Wednesday 25 April 2012

Wage cut, no PLIs likely under new Air India pay structure


NEW DELHI: Air India's new pay structure will take at least a year to get implemented, as the airline will require additional government approvals for harmonising wages of the licensed category-employees, which is likely to cause deviation from Department of Public Enterprises (DPE) norms, a senior civil aviation ministry official said. 
The government is in the process of harmonising AI's wage structure on the principles laid down in a report submitted by a committee headed by a retired Supreme Court judge, Justice D Dharmadhikari. 
"The Dharmadhikari report recommends strict adherence to DPE guidelines but in case of licensed categories (pilots and engineers), it will have to deviate from the norms for state-owned companies as the market-rates for pilots will have to be doled out," a senior civil aviation ministry official said. 
Meanwhile, the Dharmadhikari Committee has also recommended setting up a committee of airline-related professionals to ensure implementation of wage parity and level-mapping of employees in a time-bound manner. 
"If the mere implementation takes five years, it will be a waste. It will not be able to solve employee issues," the official said. The government is also likely to appoint consultants to see that the wages are rationalised in a proper manner. 
When asked if there will be any salary cuts, the official said, "rationalisation is a two-way process where some people will have to come down and some others will be brought up." 
The Dharmadhikari Committee report has also recommended monetisation of Air India's assets, which not only includes renting out space at prime locations like the airline's head office at Nariman Point, Mumbai and the booking office near Jor Bagh, New Delhi, but also airport lounges. 
"The rent can be used to cover maintenance and employee costs and idle resources can be utilized," the official said. 

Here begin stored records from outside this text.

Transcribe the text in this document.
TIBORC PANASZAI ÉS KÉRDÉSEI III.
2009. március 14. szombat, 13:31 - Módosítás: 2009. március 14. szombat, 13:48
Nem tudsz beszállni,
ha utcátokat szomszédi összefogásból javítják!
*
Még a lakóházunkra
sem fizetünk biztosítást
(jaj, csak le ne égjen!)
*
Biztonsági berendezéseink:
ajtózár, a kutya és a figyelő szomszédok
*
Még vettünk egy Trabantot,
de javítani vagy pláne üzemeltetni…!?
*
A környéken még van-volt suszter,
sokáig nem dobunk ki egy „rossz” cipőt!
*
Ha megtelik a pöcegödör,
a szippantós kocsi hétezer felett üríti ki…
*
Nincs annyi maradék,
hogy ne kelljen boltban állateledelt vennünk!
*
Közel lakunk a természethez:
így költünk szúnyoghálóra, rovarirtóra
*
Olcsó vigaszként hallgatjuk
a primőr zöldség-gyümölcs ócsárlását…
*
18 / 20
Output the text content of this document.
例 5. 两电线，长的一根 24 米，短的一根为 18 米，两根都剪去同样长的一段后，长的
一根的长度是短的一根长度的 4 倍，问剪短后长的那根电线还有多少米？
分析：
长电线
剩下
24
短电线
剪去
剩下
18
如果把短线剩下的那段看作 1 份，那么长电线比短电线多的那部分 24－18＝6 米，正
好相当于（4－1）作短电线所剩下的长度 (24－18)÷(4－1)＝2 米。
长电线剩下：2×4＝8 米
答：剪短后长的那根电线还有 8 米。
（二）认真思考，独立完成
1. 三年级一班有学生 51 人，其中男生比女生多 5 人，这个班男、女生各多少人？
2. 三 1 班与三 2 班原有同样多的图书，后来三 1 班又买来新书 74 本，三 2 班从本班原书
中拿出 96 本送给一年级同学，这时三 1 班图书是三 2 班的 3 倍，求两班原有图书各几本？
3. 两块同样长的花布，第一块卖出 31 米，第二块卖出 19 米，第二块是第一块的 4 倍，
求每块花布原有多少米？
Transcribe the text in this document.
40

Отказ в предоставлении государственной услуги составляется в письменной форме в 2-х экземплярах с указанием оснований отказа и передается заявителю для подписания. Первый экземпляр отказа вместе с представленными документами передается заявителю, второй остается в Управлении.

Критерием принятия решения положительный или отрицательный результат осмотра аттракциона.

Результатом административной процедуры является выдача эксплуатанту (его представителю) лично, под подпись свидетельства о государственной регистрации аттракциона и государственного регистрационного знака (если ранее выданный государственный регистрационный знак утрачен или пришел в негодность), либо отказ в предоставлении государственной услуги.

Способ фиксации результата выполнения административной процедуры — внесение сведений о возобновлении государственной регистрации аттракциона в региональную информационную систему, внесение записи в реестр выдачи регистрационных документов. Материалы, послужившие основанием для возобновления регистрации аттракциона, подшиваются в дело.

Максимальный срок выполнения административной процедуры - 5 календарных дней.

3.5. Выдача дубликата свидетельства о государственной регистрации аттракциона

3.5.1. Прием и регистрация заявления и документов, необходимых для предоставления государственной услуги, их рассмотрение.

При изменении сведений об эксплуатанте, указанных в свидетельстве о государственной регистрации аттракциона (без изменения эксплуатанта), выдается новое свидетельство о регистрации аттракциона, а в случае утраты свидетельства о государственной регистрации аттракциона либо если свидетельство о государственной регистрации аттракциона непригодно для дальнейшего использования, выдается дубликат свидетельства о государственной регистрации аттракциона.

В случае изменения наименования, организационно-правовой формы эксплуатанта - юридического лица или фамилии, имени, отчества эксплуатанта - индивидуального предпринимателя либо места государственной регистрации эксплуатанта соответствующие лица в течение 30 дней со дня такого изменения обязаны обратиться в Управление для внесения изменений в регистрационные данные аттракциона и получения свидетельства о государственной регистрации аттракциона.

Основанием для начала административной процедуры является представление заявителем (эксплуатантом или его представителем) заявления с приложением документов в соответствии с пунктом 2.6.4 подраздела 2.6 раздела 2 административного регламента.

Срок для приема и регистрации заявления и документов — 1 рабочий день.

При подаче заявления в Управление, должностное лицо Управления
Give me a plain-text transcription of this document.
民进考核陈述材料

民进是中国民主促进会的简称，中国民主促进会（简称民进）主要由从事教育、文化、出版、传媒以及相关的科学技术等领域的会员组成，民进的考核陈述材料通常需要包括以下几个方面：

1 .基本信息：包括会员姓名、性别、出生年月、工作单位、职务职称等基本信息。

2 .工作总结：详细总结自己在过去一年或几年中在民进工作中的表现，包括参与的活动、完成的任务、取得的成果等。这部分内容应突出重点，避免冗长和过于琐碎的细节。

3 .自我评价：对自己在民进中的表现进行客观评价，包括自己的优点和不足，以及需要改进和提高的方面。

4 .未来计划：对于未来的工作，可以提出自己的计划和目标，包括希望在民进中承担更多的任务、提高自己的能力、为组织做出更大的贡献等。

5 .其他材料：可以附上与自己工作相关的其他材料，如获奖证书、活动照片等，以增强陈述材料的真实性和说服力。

Meanwhile, the report suggested to do away with the performance-linked incentives (PLIs) component of employee salaries as according to DPE guidelines, only a profitable enterprise can dole out this incentive. 
The Comptroller and Auditor General (CAG) of India had also found Air India Board guilty of approving an increase in various allowances, including PLIs, by up to 50% with effect from January 2005, even though the financial position of the company was not sound and depended on loans for working capital. 
The cut-off date for wage harmonisation will be taken as April 2007, when the merger had taken place and would apply to 26,000 Air India employees, who are on the company's payrolls. The exercise will not cover about 8,000-10,000 contractual employees. 
Almost 80% of Air India's annual wage bill of around Rs 3,000 crore is distributed among 15-16% employees whereas the remaining accounts for the salaries of the rest of the large workforce. 
Recently, the government has restructured 21,000 crore of Air India's total loans amounting to Rs 43,000 crore and has also given the loss-making carrier equity infusion of Rs 30,000 crore over the next eight years.